Il trentaduenne norvegese, Anders Behring Breivik, saltato alla ribalta delle cronache mondiali per i tragici fatti del 22 luglio, è tornato sull’isola di Utoya, dove la polizia locale gli ha chiesto di ripercorrere le tappe della carneficina di cui si è reso responsabile, con l’uccisione a sangue freddo di oltre 80 ragazzi. Era il 22 luglio e Breivik, dopo avere pubblicato su internet un folto documento di 1500 pagine, dove spiegava le ragioni di una difesa dal modello multiculturale che ha pervaso l’Europa e la Norvegia, si recava nella capitale, dove a pochi metri dalla residenza del primo ministro faceva saltare dell’esplosivo che ha provocato otto vittime. Ma la strage più cruenta avviene sull’isola di Utoya, in cui era in corso un campeggio dei giovani laburisti, partito al governo dello stato nordico. Breivik si reca sull’isola e uccide uno a uno ben 85 ragazzi, che hanno solo la colpa di trovarsi nel posto sbagliato al momento sbagliato. La ragione del gesto sta nel fatto, spiegherà dopo Breivik, che i laburisti sarebbero responsabili dell’ondata di invasione di mussulmani in Norvegia e pertanto la strage sarebbe un atto necessario, per fare aprire gli occhi ai norvegesi e all’Europa intera.
Ieri l’uomo si vede in alcune immagini di una tv locale, mentre ripercorre senza esitazione il percorso della strage, tenuto a una sorta di guinzaglio alle caviglie da parte della polizia.
Si nota Breivik che mima alla polizia i gesti di quel terribile 22 luglio. Un remake simulato che dura ben otto ore, al fine di dissipare ogni dubbio sulle modalità con cui si è realizzato il massacro sull’isola. L’avvocato di Breivik conferma che il suo assistito non si ritiene colpevole di “intento criminale”, in quanto l’atto sarebbe a suo dire giustificato da un intento politico.
La polizia, dal canto suo, conferma che l’uomo collabora pienamente alle indagini, sebbene non mostri alcun segno di rimorso. Ma è proprio sull’operato della polizia quel tragico 22 luglio che divampano le polemiche.

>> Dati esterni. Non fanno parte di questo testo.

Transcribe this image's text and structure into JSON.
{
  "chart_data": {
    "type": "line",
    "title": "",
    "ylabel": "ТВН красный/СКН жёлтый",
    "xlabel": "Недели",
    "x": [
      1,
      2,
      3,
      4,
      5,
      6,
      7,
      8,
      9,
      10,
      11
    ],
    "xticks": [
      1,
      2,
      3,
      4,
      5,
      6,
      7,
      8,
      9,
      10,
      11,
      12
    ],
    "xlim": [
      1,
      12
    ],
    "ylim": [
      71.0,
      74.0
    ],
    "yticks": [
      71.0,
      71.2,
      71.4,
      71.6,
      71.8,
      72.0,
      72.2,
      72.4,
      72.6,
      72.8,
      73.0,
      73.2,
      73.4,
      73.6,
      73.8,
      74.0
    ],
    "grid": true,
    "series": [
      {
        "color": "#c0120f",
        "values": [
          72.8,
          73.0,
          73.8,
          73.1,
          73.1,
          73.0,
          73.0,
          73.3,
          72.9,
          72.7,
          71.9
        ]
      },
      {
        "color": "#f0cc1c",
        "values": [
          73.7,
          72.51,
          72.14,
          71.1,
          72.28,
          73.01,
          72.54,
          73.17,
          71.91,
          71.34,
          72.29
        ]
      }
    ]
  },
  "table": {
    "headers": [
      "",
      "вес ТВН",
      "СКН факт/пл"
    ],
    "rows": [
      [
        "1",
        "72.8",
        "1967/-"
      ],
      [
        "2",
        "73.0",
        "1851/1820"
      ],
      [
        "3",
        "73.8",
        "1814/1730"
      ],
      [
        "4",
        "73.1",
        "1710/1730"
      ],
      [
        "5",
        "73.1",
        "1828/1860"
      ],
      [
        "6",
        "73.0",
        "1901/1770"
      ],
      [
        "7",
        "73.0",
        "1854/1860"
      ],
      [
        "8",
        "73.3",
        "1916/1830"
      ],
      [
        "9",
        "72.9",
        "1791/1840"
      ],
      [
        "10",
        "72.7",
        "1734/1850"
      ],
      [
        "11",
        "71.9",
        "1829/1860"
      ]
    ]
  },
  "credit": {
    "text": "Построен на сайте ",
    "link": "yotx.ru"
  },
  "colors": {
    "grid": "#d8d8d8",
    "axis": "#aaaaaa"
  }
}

Pare che Breivik abbia chiamato dieci volte alla polizia, tramite il telefonino di una vittima, per arrendersi. Le forze dell’ordine non confermano di avere ricevuto alcuna chiamata, mentre è certo che abbiano scelto la via più lunga per arrivare sull’isola, avendo anche sbagliato il percorso per arrivarvi.
Una perdita fatale di molto tempo, che ha consentito a Breivik di compiere una strage, senza alcun intervento per difendere le potenziali vittime. Errori dopo errori, di cui la polizia di Oslo non potrà che rendere conto.